With provincial governments investing in full-day kindergarten, the federal government has the opportunity to engage provincial and territorial governments in discussion on developing early learning and child care. Investment in child care for low-income families has been shown to yield a substantial financial rate of return, anywhere from $4 to $16 for every dollar invested, according to studies. [9] Such investment would support the federal government’s efforts to eliminate the deficit and return to a balanced budget through economic growth. Early learning and child care is a fiscally smart investment.

Recommendation 3: Initiate Child Care Services Discussions

Budget 2012 should commit the federal government to opening discussions with the provinces on early learning and child care to ensure future prosperity and respond to changes in the workforce. Cost: Administrative only.

Women are key to Canada’s economic prosperity today and will only become more critical in the future. As women continue to assume a greater share of the tax burden, the federal government needs to adapt policies to the realities of women’s lives today.
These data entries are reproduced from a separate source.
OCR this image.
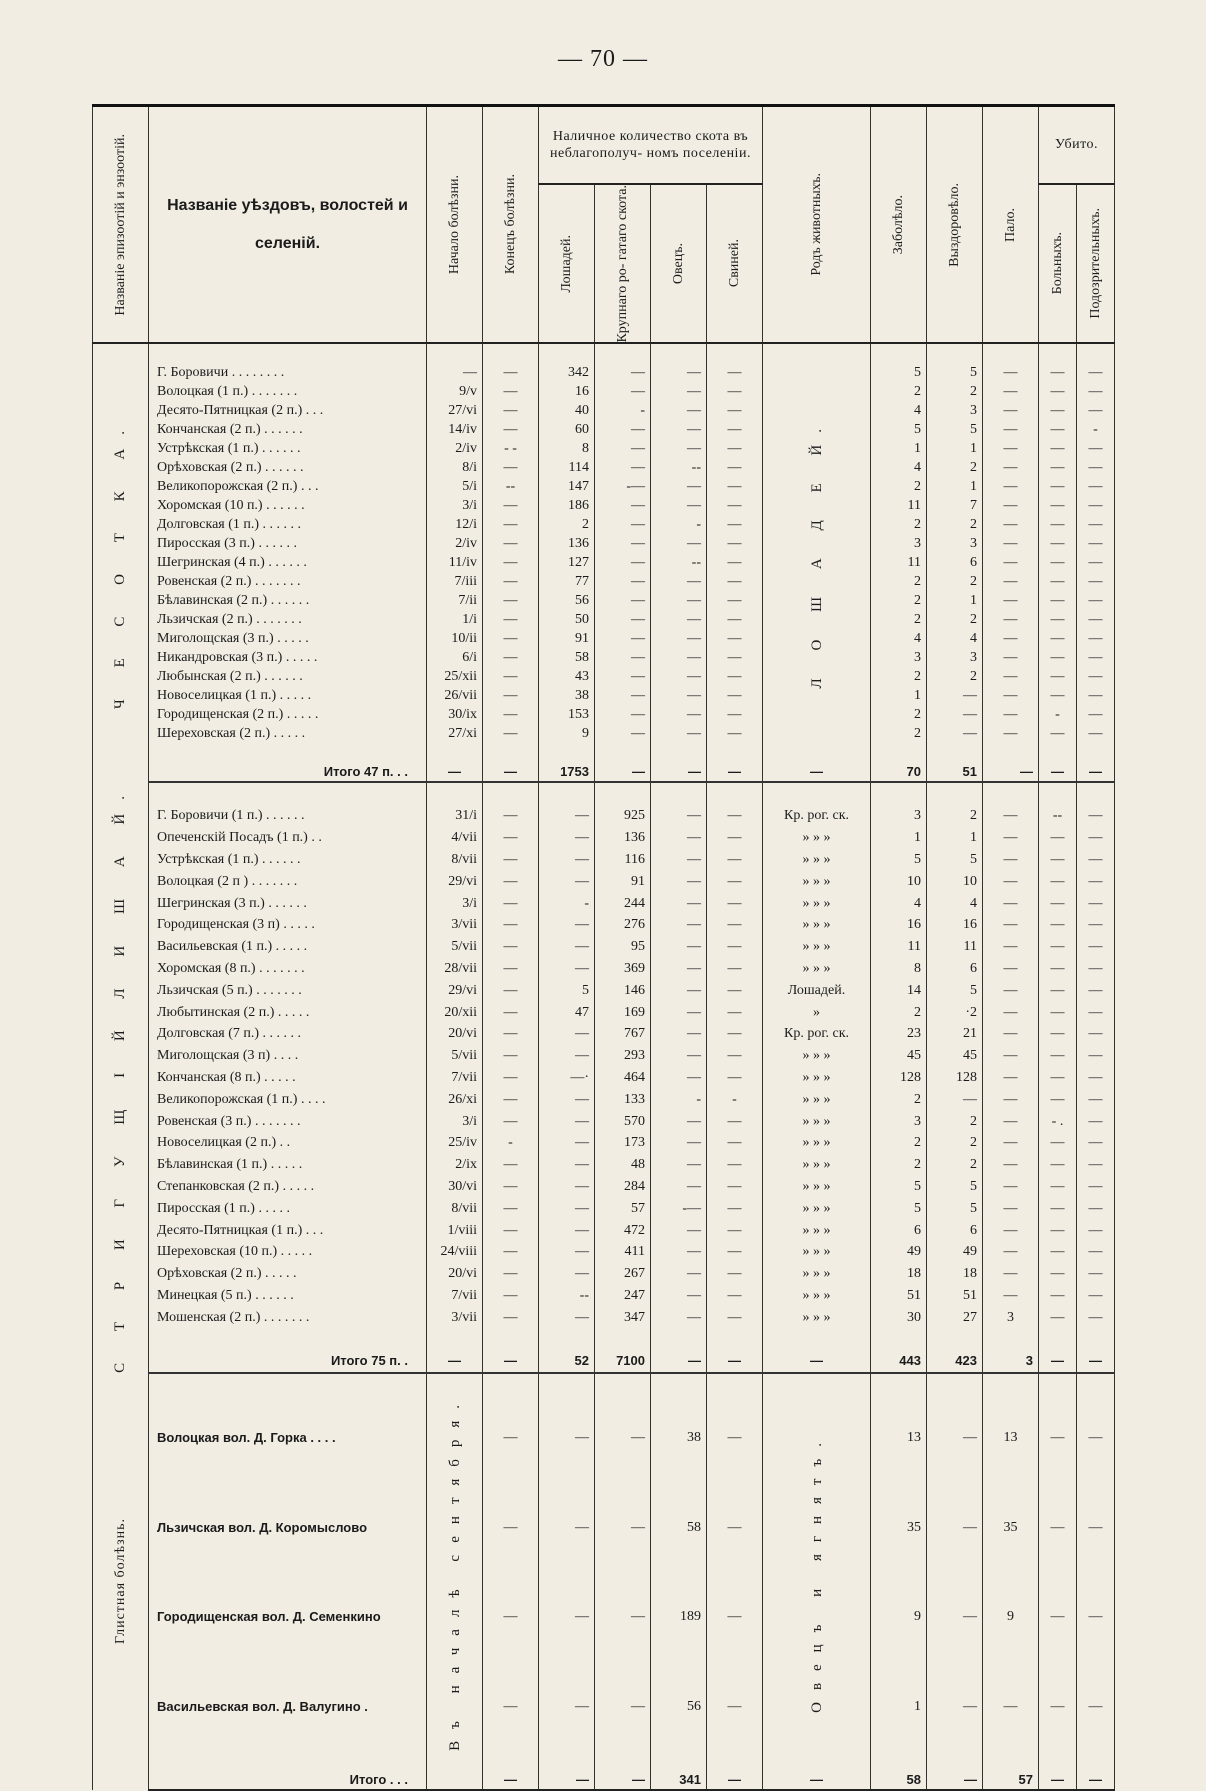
— 70 —
Названіе эпизоотій и энзоотій.	Названіе уѣздовъ, волостей и селеній.	Начало болѣзни.	Конецъ болѣзни.	Наличное количество скота въ неблагополуч- номъ поселеніи.				Родъ животныхъ.	Заболѣло.	Выздоровѣло.	Пало.	Убито.	

				Лошадей.	Крупнаго ро- гатаго скота.	Овецъ.	Свиней.					Больныхъ.	Подозрительныхъ.

Ч Е С О Т К А.													

	Г. Боровичи . . . . . . . .	—	—	342	—	—	—	Л О Ш А Д Е Й.	5	5	—	—	—
	Волоцкая (1 п.) . . . . . . .	9/v	—	16	—	—	—		2	2	—	—	—
	Десято-Пятницкая (2 п.) . . .	27/vi	—	40	-	—	—		4	3	—	—	—
	Кончанская (2 п.) . . . . . .	14/iv	—	60	—	—	—		5	5	—	—	-
	Устрѣкская (1 п.) . . . . . .	2/iv	- -	8	—	—	—		1	1	—	—	—
	Орѣховская (2 п.) . . . . . .	8/i	—	114	—	--	—		4	2	—	—	—
	Великопорожская (2 п.) . . .	5/i	--	147	-—	—	—		2	1	—	—	—
	Хоромская (10 п.) . . . . . .	3/i	—	186	—	—	—		11	7	—	—	—
	Долговская (1 п.) . . . . . .	12/i	—	2	—	-	—		2	2	—	—	—
	Пиросская (3 п.) . . . . . .	2/iv	—	136	—	—	—		3	3	—	—	—
	Шегринская (4 п.) . . . . . .	11/iv	—	127	—	--	—		11	6	—	—	—
	Ровенская (2 п.) . . . . . . .	7/iii	—	77	—	—	—		2	2	—	—	—
	Бѣлавинская (2 п.) . . . . . .	7/ii	—	56	—	—	—		2	1	—	—	—
	Льзичская (2 п.) . . . . . . .	1/i	—	50	—	—	—		2	2	—	—	—
	Миголощская (3 п.) . . . . .	10/ii	—	91	—	—	—		4	4	—	—	—
	Никандровская (3 п.) . . . . .	6/i	—	58	—	—	—		3	3	—	—	—
	Любынская (2 п.) . . . . . .	25/xii	—	43	—	—	—		2	2	—	—	—
	Новоселицкая (1 п.) . . . . .	26/vii	—	38	—	—	—		1	—	—	—	—
	Городищенская (2 п.) . . . . .	30/ix	—	153	—	—	—		2	—	—	-	—
	Шереховская (2 п.) . . . . .	27/xi	—	9	—	—	—		2	—	—	—	—

	Итого 47 п. . .	—	—	1753	—	—	—	—	70	51	—	—	—

С Т Р И Г У Щ І Й Л И Ш А Й.													

	Г. Боровичи (1 п.) . . . . . .	31/i	—	—	925	—	—	Кр. рог. ск.	3	2	—	--	—
	Опеченскій Посадъ (1 п.) . .	4/vii	—	—	136	—	—	» » »	1	1	—	—	—
	Устрѣкская (1 п.) . . . . . .	8/vii	—	—	116	—	—	» » »	5	5	—	—	—
	Волоцкая (2 п ) . . . . . . .	29/vi	—	—	91	—	—	» » »	10	10	—	—	—
	Шегринская (3 п.) . . . . . .	3/i	—	-	244	—	—	» » »	4	4	—	—	—
	Городищенская (3 п) . . . . .	3/vii	—	—	276	—	—	» » »	16	16	—	—	—
	Васильевская (1 п.) . . . . .	5/vii	—	—	95	—	—	» » »	11	11	—	—	—
	Хоромская (8 п.) . . . . . . .	28/vii	—	—	369	—	—	» » »	8	6	—	—	—
	Льзичская (5 п.) . . . . . . .	29/vi	—	5	146	—	—	Лошадей.	14	5	—	—	—
	Любытинская (2 п.) . . . . .	20/xii	—	47	169	—	—	»	2	·2	—	—	—
	Долговская (7 п.) . . . . . .	20/vi	—	—	767	—	—	Кр. рог. ск.	23	21	—	—	—
	Миголощская (3 п) . . . .	5/vii	—	—	293	—	—	» » »	45	45	—	—	—
	Кончанская (8 п.) . . . . .	7/vii	—	—·	464	—	—	» » »	128	128	—	—	—
	Великопорожская (1 п.) . . . .	26/xi	—	—	133	-	-	» » »	2	—	—	—	—
	Ровенская (3 п.) . . . . . . .	3/i	—	—	570	—	—	» » »	3	2	—	- .	—
	Новоселицкая (2 п.) . .	25/iv	-	—	173	—	—	» » »	2	2	—	—	—
	Бѣлавинская (1 п.) . . . . .	2/ix	—	—	48	—	—	» » »	2	2	—	—	—
	Степанковская (2 п.) . . . . .	30/vi	—	—	284	—	—	» » »	5	5	—	—	—
	Пиросская (1 п.) . . . . .	8/vii	—	—	57	-—	—	» » »	5	5	—	—	—
	Десято-Пятницкая (1 п.) . . .	1/viii	—	—	472	—	—	» » »	6	6	—	—	—
	Шереховская (10 п.) . . . . .	24/viii	—	—	411	—	—	» » »	49	49	—	—	—
	Орѣховская (2 п.) . . . . .	20/vi	—	—	267	—	—	» » »	18	18	—	—	—
	Минецкая (5 п.) . . . . . .	7/vii	—	--	247	—	—	» » »	51	51	—	—	—
	Мошенская (2 п.) . . . . . . .	3/vii	—	—	347	—	—	» » »	30	27	3	—	—

	Итого 75 п. .	—	—	52	7100	—	—	—	443	423	3	—	—

Глистная болѣзнь.													

	Волоцкая вол. Д. Горка . . . .	Въ началѣ сентября.	—	—	—	38	—	Овецъ и ягнятъ.	13	—	13	—	—
	Льзичская вол. Д. Коромыслово		—	—	—	58	—		35	—	35	—	—
	Городищенская вол. Д. Семенкино		—	—	—	189	—		9	—	9	—	—
	Васильевская вол. Д. Валугино .		—	—	—	56	—		1	—	—	—	—

	Итого . . .		—	—	—	341	—	—	58	—	57	—	—
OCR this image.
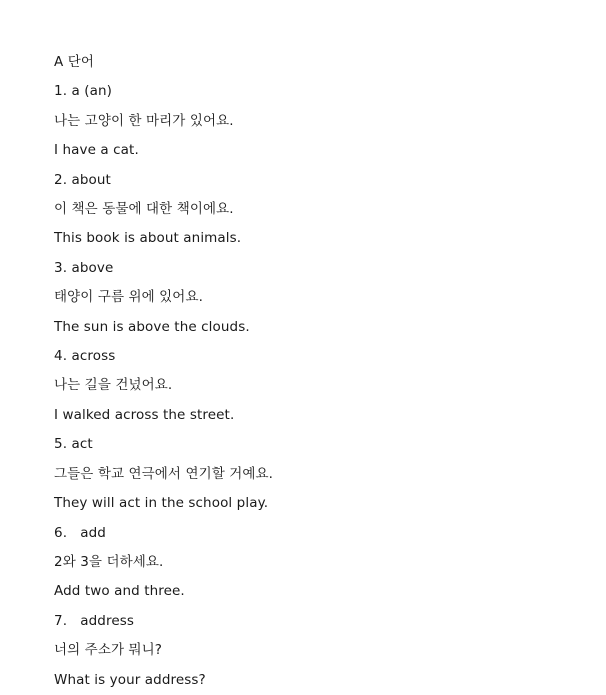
A 단어
1. a (an)
나는 고양이 한 마리가 있어요.
I have a cat.
2. about
이 책은 동물에 대한 책이에요.
This book is about animals.
3. above
태양이 구름 위에 있어요.
The sun is above the clouds.
4. across
나는 길을 건넜어요.
I walked across the street.
5. act
그들은 학교 연극에서 연기할 거예요.
They will act in the school play.
6.   add
2와 3을 더하세요.
Add two and three.
7.   address
너의 주소가 뭐니?
What is your address?
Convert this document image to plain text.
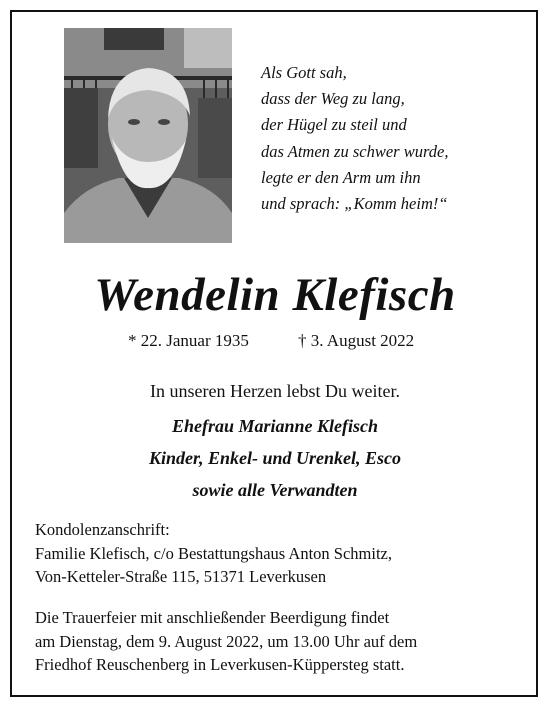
Als Gott sah,
dass der Weg zu lang,
der Hügel zu steil und
das Atmen zu schwer wurde,
legte er den Arm um ihn
und sprach: „Komm heim!“
Wendelin Klefisch
* 22. Januar 1935	† 3. August 2022
In unseren Herzen lebst Du weiter.
Ehefrau Marianne Klefisch
Kinder, Enkel- und Urenkel, Esco
sowie alle Verwandten
Kondolenzanschrift:
Familie Klefisch, c/o Bestattungshaus Anton Schmitz,
Von-Ketteler-Straße 115, 51371 Leverkusen
Die Trauerfeier mit anschließender Beerdigung findet
am Dienstag, dem 9. August 2022, um 13.00 Uhr auf dem
Friedhof Reuschenberg in Leverkusen-Küppersteg statt.
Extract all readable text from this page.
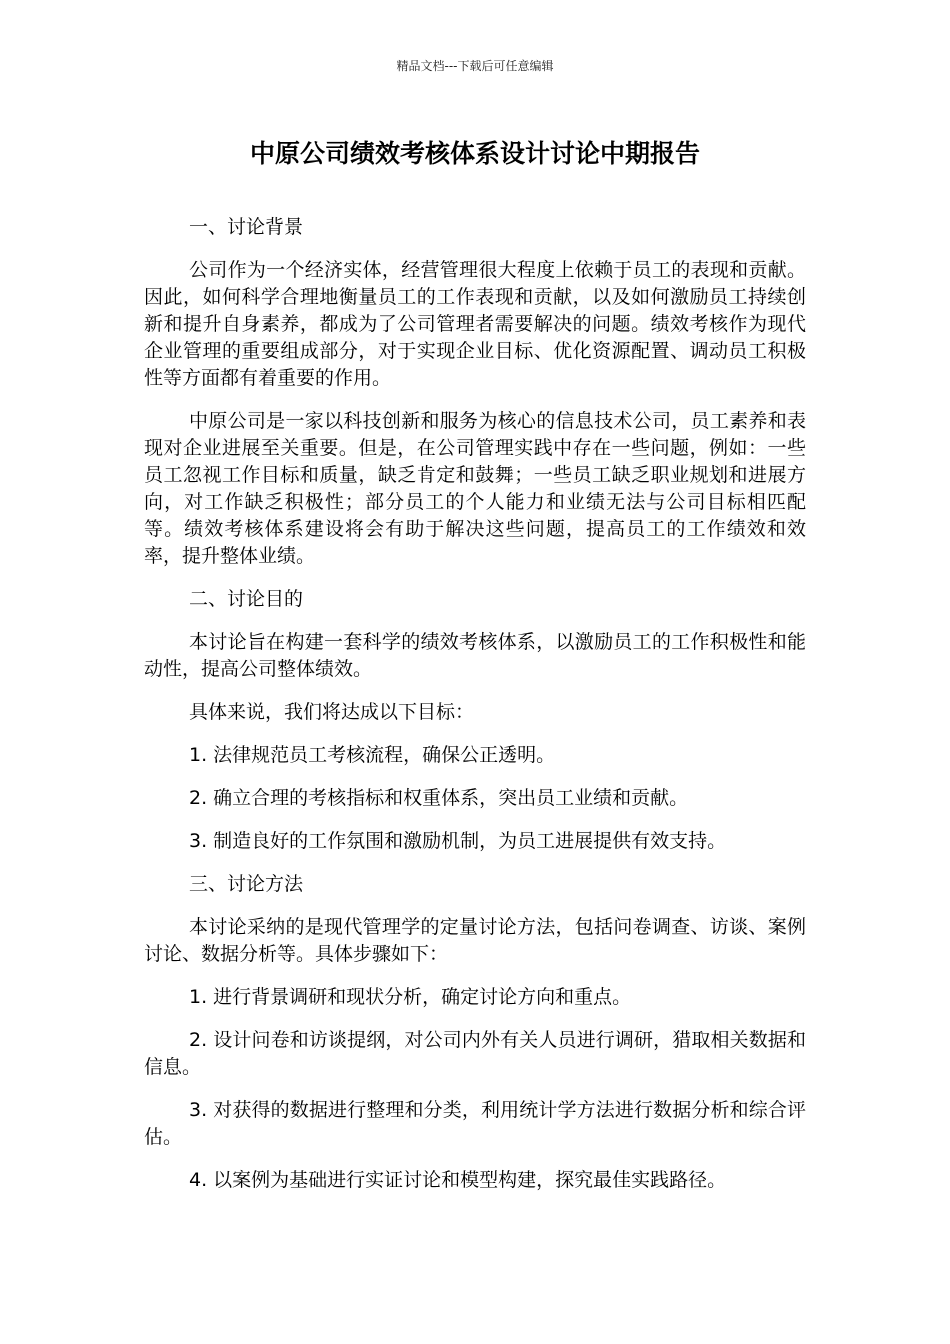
精品文档---下载后可任意编辑
中原公司绩效考核体系设计讨论中期报告

一、讨论背景

公司作为一个经济实体，经营管理很大程度上依赖于员工的表现和贡献。因此，如何科学合理地衡量员工的工作表现和贡献，以及如何激励员工持续创新和提升自身素养，都成为了公司管理者需要解决的问题。绩效考核作为现代企业管理的重要组成部分，对于实现企业目标、优化资源配置、调动员工积极性等方面都有着重要的作用。

中原公司是一家以科技创新和服务为核心的信息技术公司，员工素养和表现对企业进展至关重要。但是，在公司管理实践中存在一些问题，例如：一些员工忽视工作目标和质量，缺乏肯定和鼓舞；一些员工缺乏职业规划和进展方向，对工作缺乏积极性；部分员工的个人能力和业绩无法与公司目标相匹配等。绩效考核体系建设将会有助于解决这些问题，提高员工的工作绩效和效率，提升整体业绩。

二、讨论目的

本讨论旨在构建一套科学的绩效考核体系，以激励员工的工作积极性和能动性，提高公司整体绩效。

具体来说，我们将达成以下目标：

1. 法律规范员工考核流程，确保公正透明。

2. 确立合理的考核指标和权重体系，突出员工业绩和贡献。

3. 制造良好的工作氛围和激励机制，为员工进展提供有效支持。

三、讨论方法

本讨论采纳的是现代管理学的定量讨论方法，包括问卷调查、访谈、案例讨论、数据分析等。具体步骤如下：

1. 进行背景调研和现状分析，确定讨论方向和重点。

2. 设计问卷和访谈提纲，对公司内外有关人员进行调研，猎取相关数据和信息。

3. 对获得的数据进行整理和分类，利用统计学方法进行数据分析和综合评估。

4. 以案例为基础进行实证讨论和模型构建，探究最佳实践路径。
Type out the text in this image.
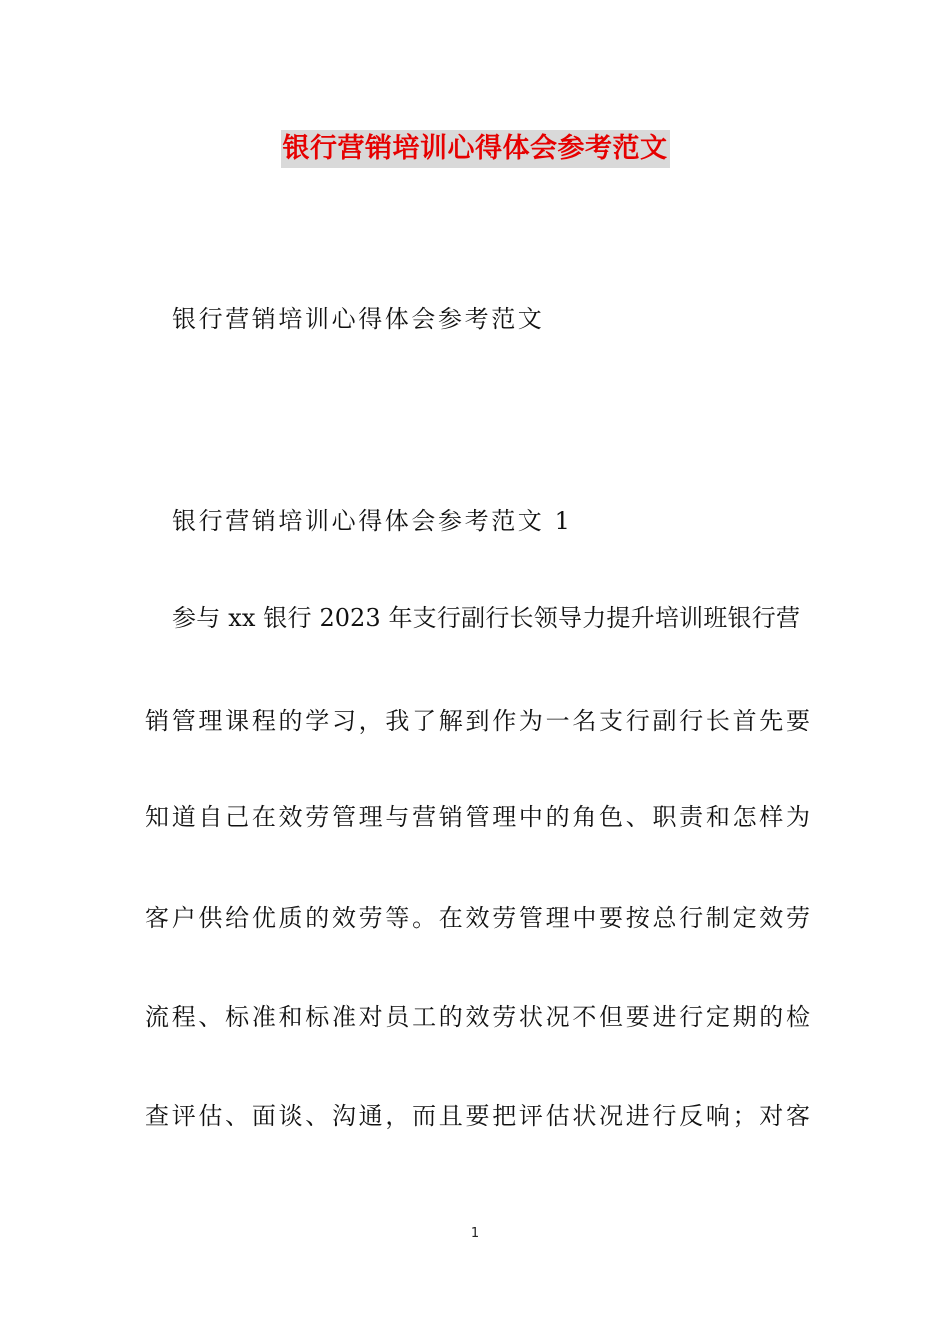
银行营销培训心得体会参考范文
银行营销培训心得体会参考范文
银行营销培训心得体会参考范文 1
参与 xx 银行 2023 年支行副行长领导力提升培训班银行营
销管理课程的学习，我了解到作为一名支行副行长首先要
知道自己在效劳管理与营销管理中的角色、职责和怎样为
客户供给优质的效劳等。在效劳管理中要按总行制定效劳
流程、标准和标准对员工的效劳状况不但要进行定期的检
查评估、面谈、沟通，而且要把评估状况进行反响；对客
1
Adoption of gender budget analysis is essential to providing policies that build Canada’s economy and to fostering a safe country where women are not subject to violence in the family home or on the streets of their communities, or to incarceration for defending themselves and their children. A prosperous future for our country requires ensuring Canada’s women - with their skills, talents and education - have full access to the workforce and exercise of all their democratic rights. Anything less is a disservice to the country and a failure to rise to the challenge of the future.

Prepared by Ann Decter, Director of Advocacy and Public Policy, adecter@ywcacanada.ca



[1]       YWCA Canada, Annual Report 2010, June 2011.

[2]       For example, although general poverty rates for Aboriginal women are much higher than for non-Aboriginal women, for women with one or more post-secondary degrees, Aboriginal women have a higher median income than non-Aboriginal women. The Income Gap between Aboriginals and the Rest of Canada, CCPA 2010.

[3]       Isabella Bakker, “Gender Budget Initiatives and Why the Matter in Canada”, Alternative Federal Budget 2006, Canadian Centre for Policy Alternatives, 2006.

[4]       YWCA Canada, Life Beyond Shelter: Toward Coordinated Policies for Women’s Safety and Violence Prevention, YWCA Canada, October 2009;  Statistics Canada, Transition Homes in Canada: National, Provincial and Territorial Fact Sheets 2007/2008.

[5]       YWCA Canada, Life Beyond Shelter: Toward Coordinated Policies for Women’s Safety and Violence Prevention, YWCA Canada, October 2009.

[6]       V. Ferrao, Paid Work, Women in Canada: A Gender-based Statistical Report, Statistics Canada, December 2010

[7]       M. Frenette & K. Zeman, Why are the majority of university students women? Statistics Canada, December 2008, http://www.statcan.gc.ca/pub/81-004-x/2008001/article/10561-eng.htm

[8]       Ann Decter, Educated, Employed and Equal: The Economic Prosperity Case for Child Care, YWCA Canada, 2011.

[9]       Nathan Laurie, The Cost of Poverty: An Analysis of the Economic Cost of Poverty in Ontario, Ontario Association of Food Banks, November 2008.